A new study on the effects of inactivity on the health of older women adds to a growing body of evidence suggesting that prolonged sitting is linked to heart disease and mortality risk.
The study, published last month in the Journal of the American Heart Association, included 518 female participants over the age of 50. All participants were considered obese or overweight based on BMI.
“Heart disease in women has been understudied, despite this being the number one cause of death in women,” says lead author Dr. Dorothy Sears, adding that one in three women will die from heart disease.
“Older women are the fastest-growing population in the US, and after menopause, [they] experience a dramatic increase in risk for cardiometabolic diseases, such as cardiovascular disease and Type 2 diabetes.”
Sears’s findings suggest a strong link between inactivity and obesity, as well as higher insulin, triglycerides, and insulin resistance.
Each hour of sitting per day was associated with a 7% (or higher) increase in insulin resistance, with each additional 15 minutes of inactivity producing a 9% increase in insulin resistance.

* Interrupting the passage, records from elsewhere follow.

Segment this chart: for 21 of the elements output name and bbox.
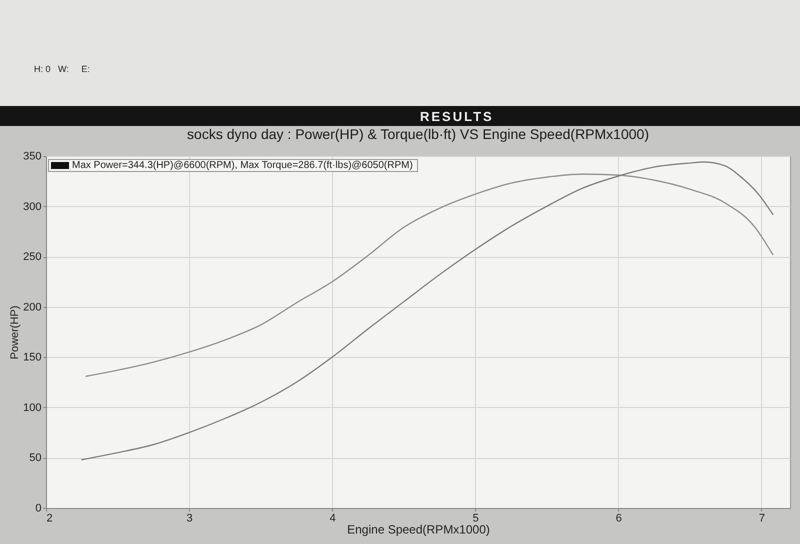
y-tick-label: 0 bbox=[35, 502, 42, 514]
x-tick-label: 5 bbox=[472, 512, 479, 524]
y-tick-label: 350 bbox=[23, 150, 42, 162]
x-tick-label: 3 bbox=[186, 512, 193, 524]
line-series bbox=[85, 174, 774, 377]
y-tick-label: 250 bbox=[23, 251, 42, 264]
x-axis-title: Engine Speed(RPMx1000) bbox=[347, 522, 490, 536]
text: H: 0 W: E: bbox=[34, 64, 90, 74]
text: RESULTS bbox=[420, 109, 494, 124]
x-tick-label: 6 bbox=[616, 512, 622, 524]
y-tick-label: 100 bbox=[23, 402, 42, 414]
chart-title: socks dyno day : Power(HP) & Torque(lb·ft) VS Engine Speed(RPMx1000) bbox=[187, 126, 649, 142]
y-tick-label: 50 bbox=[29, 452, 42, 464]
annotation: Max Power=344.3(HP)@6600(RPM), Max Torque=286.7(ft·lbs)@6050(RPM) bbox=[72, 160, 413, 171]
y-tick-label: 300 bbox=[23, 200, 42, 213]
y-axis-title: Power(HP) bbox=[9, 306, 22, 360]
x-tick-label: 7 bbox=[758, 512, 765, 524]
y-tick-label: 200 bbox=[23, 301, 42, 314]
x-tick-label: 4 bbox=[330, 512, 336, 524]
y-tick-label: 150 bbox=[23, 352, 42, 364]
x-tick-label: 2 bbox=[46, 512, 53, 524]
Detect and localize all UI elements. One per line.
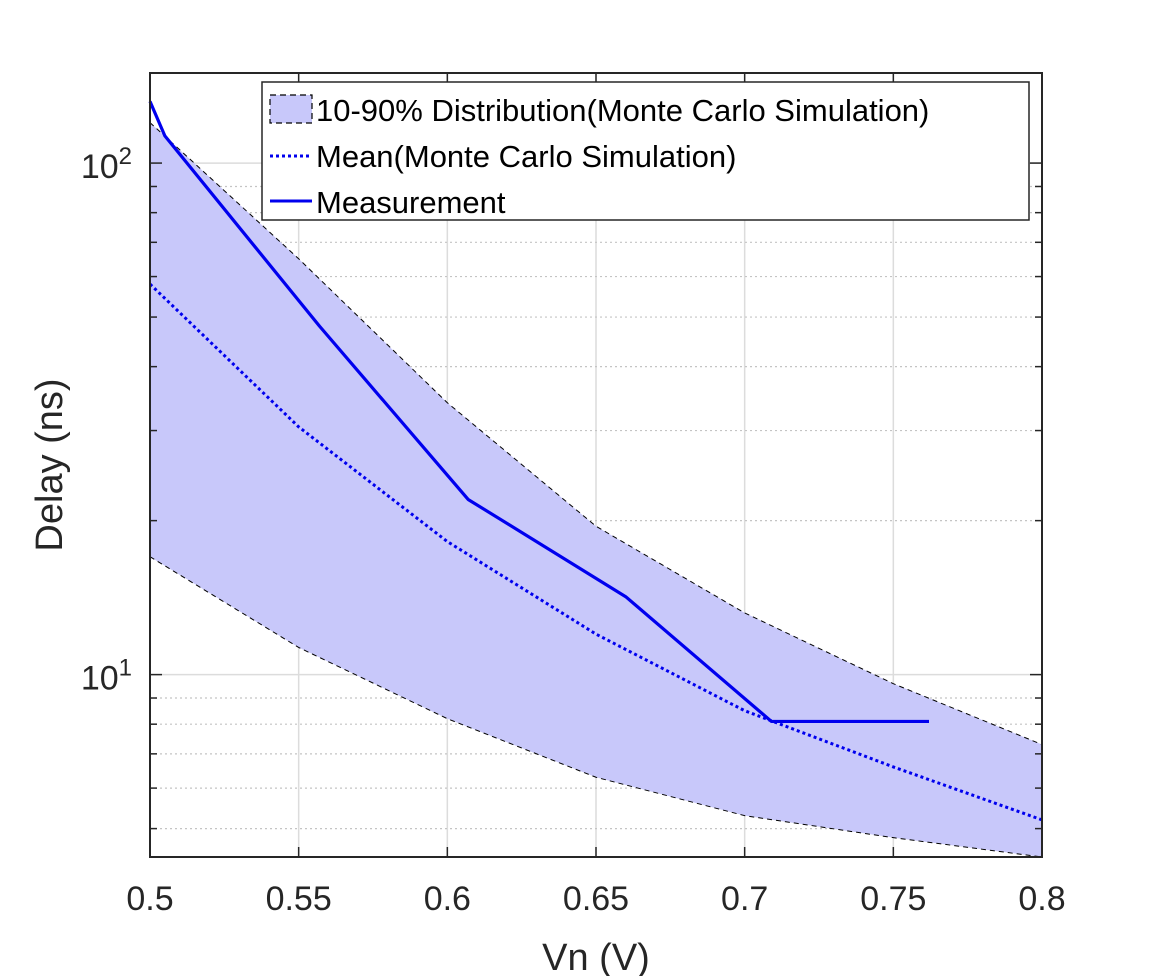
x-tick-label: 0.7	[721, 880, 768, 918]
x-tick-label: 0.75	[860, 880, 926, 918]
distribution-band-layer	[149, 122, 1043, 858]
series-lines-layer	[148, 100, 1043, 822]
y-tick-label: 102	[81, 143, 132, 186]
legend-box	[261, 81, 1030, 221]
x-axis-label: Vn (V)	[542, 937, 650, 976]
legend-label-measurement: Measurement	[316, 185, 506, 220]
y-axis-label: Delay (ns)	[29, 378, 71, 551]
y-tick-labels: 101 102	[81, 143, 132, 698]
x-tick-label: 0.5	[126, 880, 173, 918]
distribution-band-lower-edge	[149, 556, 1043, 858]
x-tick-label: 0.8	[1018, 880, 1065, 918]
axis-ticks	[149, 73, 1043, 857]
x-tick-label: 0.55	[266, 880, 332, 918]
legend-label-distribution: 10-90% Distribution(Monte Carlo Simulati…	[316, 93, 929, 128]
distribution-band-fill	[150, 122, 1042, 857]
legend-label-mean: Mean(Monte Carlo Simulation)	[316, 139, 736, 174]
y-tick-label: 101	[81, 655, 132, 698]
x-tick-label: 0.65	[563, 880, 629, 918]
distribution-band-upper-edge	[149, 122, 1043, 745]
legend-swatch-distribution	[269, 94, 313, 124]
legend: 10-90% Distribution(Monte Carlo Simulati…	[261, 81, 1030, 221]
x-tick-label: 0.6	[424, 880, 471, 918]
mean-series-line	[148, 283, 1043, 822]
measurement-series-line	[148, 100, 930, 724]
x-tick-labels: 0.5 0.55 0.6 0.65 0.7 0.75 0.8	[126, 880, 1065, 918]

“I expected that there would be some association between sitting time and insulin resistance but did not expect such a strong magnitude of effect,” notes Sears.

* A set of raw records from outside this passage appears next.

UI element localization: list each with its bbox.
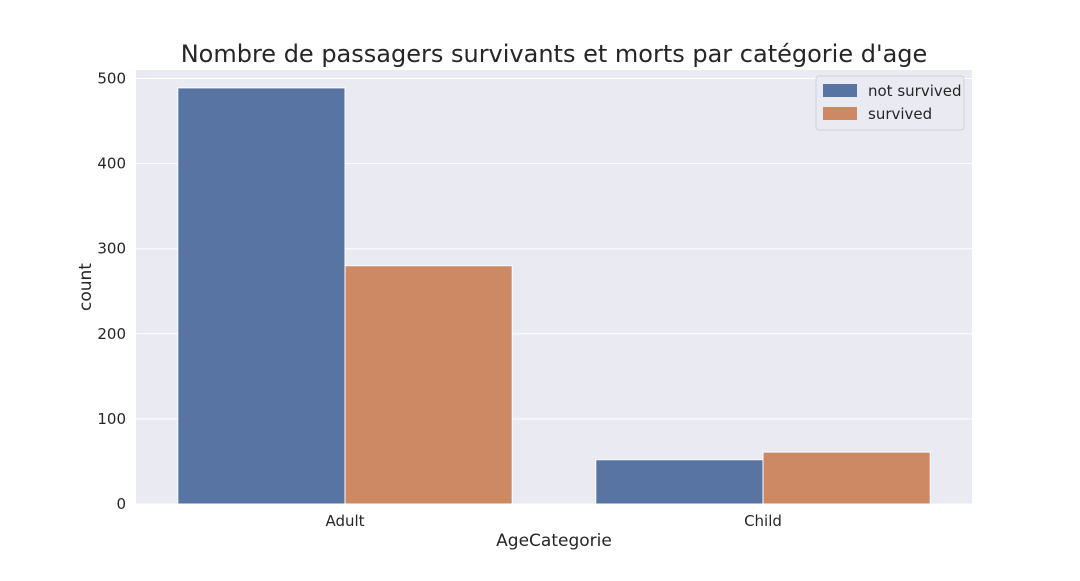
- bar-adult-not-survived: [177, 87, 346, 505]
- bar-child-not-survived: [595, 459, 764, 505]
- legend: not survived survived: [815, 75, 965, 131]
- chart-title: Nombre de passagers survivants et morts …: [181, 40, 928, 68]
- y-axis-ticks: 0 100 200 300 400 500: [97, 70, 126, 513]
- legend-label-survived: survived: [868, 105, 932, 123]
- y-tick-label-400: 400: [97, 155, 126, 173]
- bars: [177, 87, 931, 505]
- bar-child-survived: [762, 451, 931, 505]
- legend-swatch-not-survived: [823, 84, 857, 97]
- y-tick-label-100: 100: [97, 410, 126, 428]
- x-tick-label-child: Child: [744, 512, 782, 530]
- x-axis-ticks: Adult Child: [325, 512, 781, 530]
- y-tick-label-500: 500: [97, 70, 126, 88]
- x-tick-label-adult: Adult: [325, 512, 364, 530]
- x-axis-label: AgeCategorie: [496, 531, 612, 551]
- y-tick-label-0: 0: [116, 495, 126, 513]
- legend-label-not-survived: not survived: [868, 82, 962, 100]
- y-tick-label-200: 200: [97, 325, 126, 343]
- y-tick-label-300: 300: [97, 240, 126, 258]
- bar-adult-survived: [344, 265, 513, 505]
- y-axis-label: count: [76, 263, 96, 311]
- legend-swatch-survived: [823, 107, 857, 120]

The effects of prolonged inactivity did not change if participants exercised.
“Clinicians and other healthcare providers should encourage [people] to reduce their sitting times, total daily sitting time, and uninterrupted bouts of sitting, in addition to encouraging exercise,” says Sears.
Interrupting periods of sitting with standing, walking, or other light activities could make a huge difference.
Moving forward, Sears wants to conduct a multi-ethnic study to determine if these effects are consistent among different peoples.